$253 billion set the global record for AI investment in 2024. Then Stanford measured $581 billion in 2025 - more than double in a single year (Stanford HAI, 2026). But the more significant number isn’t the investment total. It’s what that capital is doing to specific jobs and functions.
Marketing is now the profession most transformed by AI productivity gains. Stanford’s 2026 AI Index, released this month, confirms: marketing sees a 50% productivity improvement from AI - the highest of any measured business function.
$581 Billion and the Fastest Technology Adoption in History
The macro picture first.
Global AI investment hit $581 billion in 2025, up from $253 billion in 2024 (Stanford HAI, 2026). The US captured $344 billion of that - more than 23x China’s $12.4 billion. Global AI compute has grown 3.3x annually since 2022, a 30x total increase since 2021.
More striking than the investment number: generative AI reached 53% population adoption in just three years - faster than the personal computer, faster than the internet (Stanford HAI, 2026). No consumer technology in modern history has been adopted at this speed.
On GitHub: 5.58 million AI-related projects in 2025, up 23.7% year-over-year and 5x from 2020 (IEEE Spectrum, 2026). Developers are voting with their code.
Marketing +50%, Software Dev +26%: Why the Uneven Distribution?
This is the most underreported data point in the report.
Stanford measured actual productivity outcomes by function after AI deployment. The results:
- Marketing and content creation: +50%
- Software development: +26%
- Customer support: +14 to +15%
The disparity isn’t random. Marketing is fundamentally language work - writing, editing, reframing, generating ideas. AI is built for exactly this. Customer support is more complex because it requires per-customer context. Software development involves logical reasoning chains and debugging that still require significant human oversight.

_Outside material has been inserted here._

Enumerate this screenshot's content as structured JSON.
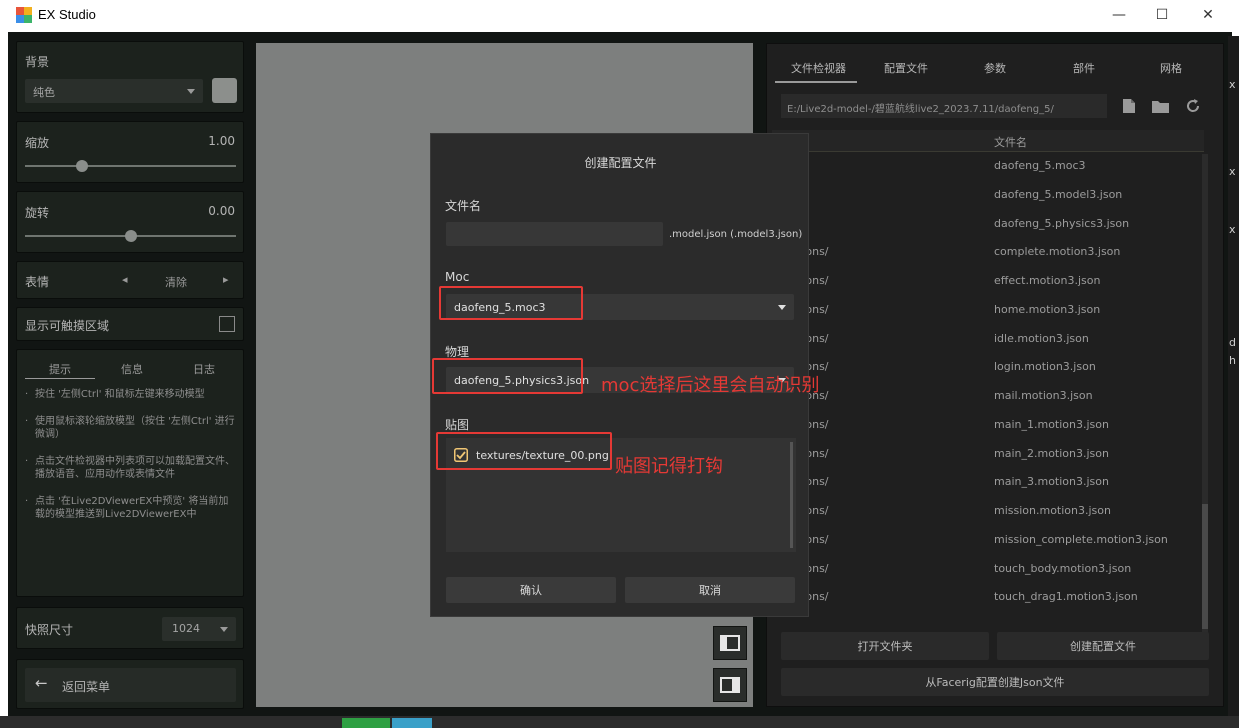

The implication is direct: if you’re a marketer who hasn’t integrated AI into your workflow, you’re operating at 1x while your AI-augmented peers are at 1.5x.
This isn’t a future risk. It’s a gap opening up right now.
The Stanford Paradox: 59% Support AI, 52% Feel Nervous
The report captures an interesting tension in global public sentiment:
- 59% believe AI’s benefits outweigh its drawbacks - up from 55% in 2024 (Stanford HAI, 2026)
- Yet 52% say AI-powered products make them nervous
These aren’t contradictory. They reflect a more nuanced reality: users see tangible benefits but remain uncertain about what they can’t see yet.
Trust in government AI regulation varies dramatically by country. Singapore leads at 81%. The United States - which invests the most in AI by far - scores just 31% (Stanford HAI, 2026). The countries building the most AI trust their regulatory capacity the least. That gap is worth watching closely.
Vietnam and Southeast Asia: 48x More Users, But Who Benefits?
One data point rarely surfaced in global AI coverage: Vietnam recorded a 48x increase in AI user numbers between 2023 and 2024 - among the fastest adoption surges globally (InvestVietnam, 2026). Currently 42% of Vietnam’s general population and 65% of SMEs are using AI tools.
Across Southeast Asia: the AI market at $12 billion in 2026 is projected to reach $80 billion by 2031 - a 37% CAGR (Source of Asia, 2026).
But rapid adoption speed doesn’t equal depth of proficiency. Stanford’s report also flags something important for high-adoption markets: entry-level workers in software development and customer support are seeing distinct headcount decreases, while mid-to-senior positions have held steady or increased.
For Vietnam and Southeast Asia - where a large cohort of young professionals is entering tech and marketing careers - this is a meaningful signal. Not in the science-fiction sense. More specifically: the entry-level position that previously needed 5 people now needs 3 people who use AI well.
The answer isn’t to avoid AI tools. The answer is to understand where that +50% productivity gain is actually accumulating - and position yourself on the right side of that divide before the market adjusts around you.
NateCue's Take
The most interesting number in Stanford's 2026 AI Index isn't the $581 billion in global investment. It's the productivity gap between functions: marketing +50%, software development +26%, customer support +14-15%. This isn't random. Marketing is fundamentally a language, idea, and output job - exactly where LLMs excel. Coding involves logical reasoning chains that are harder to fully delegate. The practical implication: a 50% productivity gain doesn't mean every marketer gets 50% more productive. It means the marketers using AI well are doing 1.5x the work. Everyone else is standing still - falling behind relative to their AI-augmented peers. The question to ask isn't "will AI take my job?" It's: "is someone using AI already doing my job better than I am?"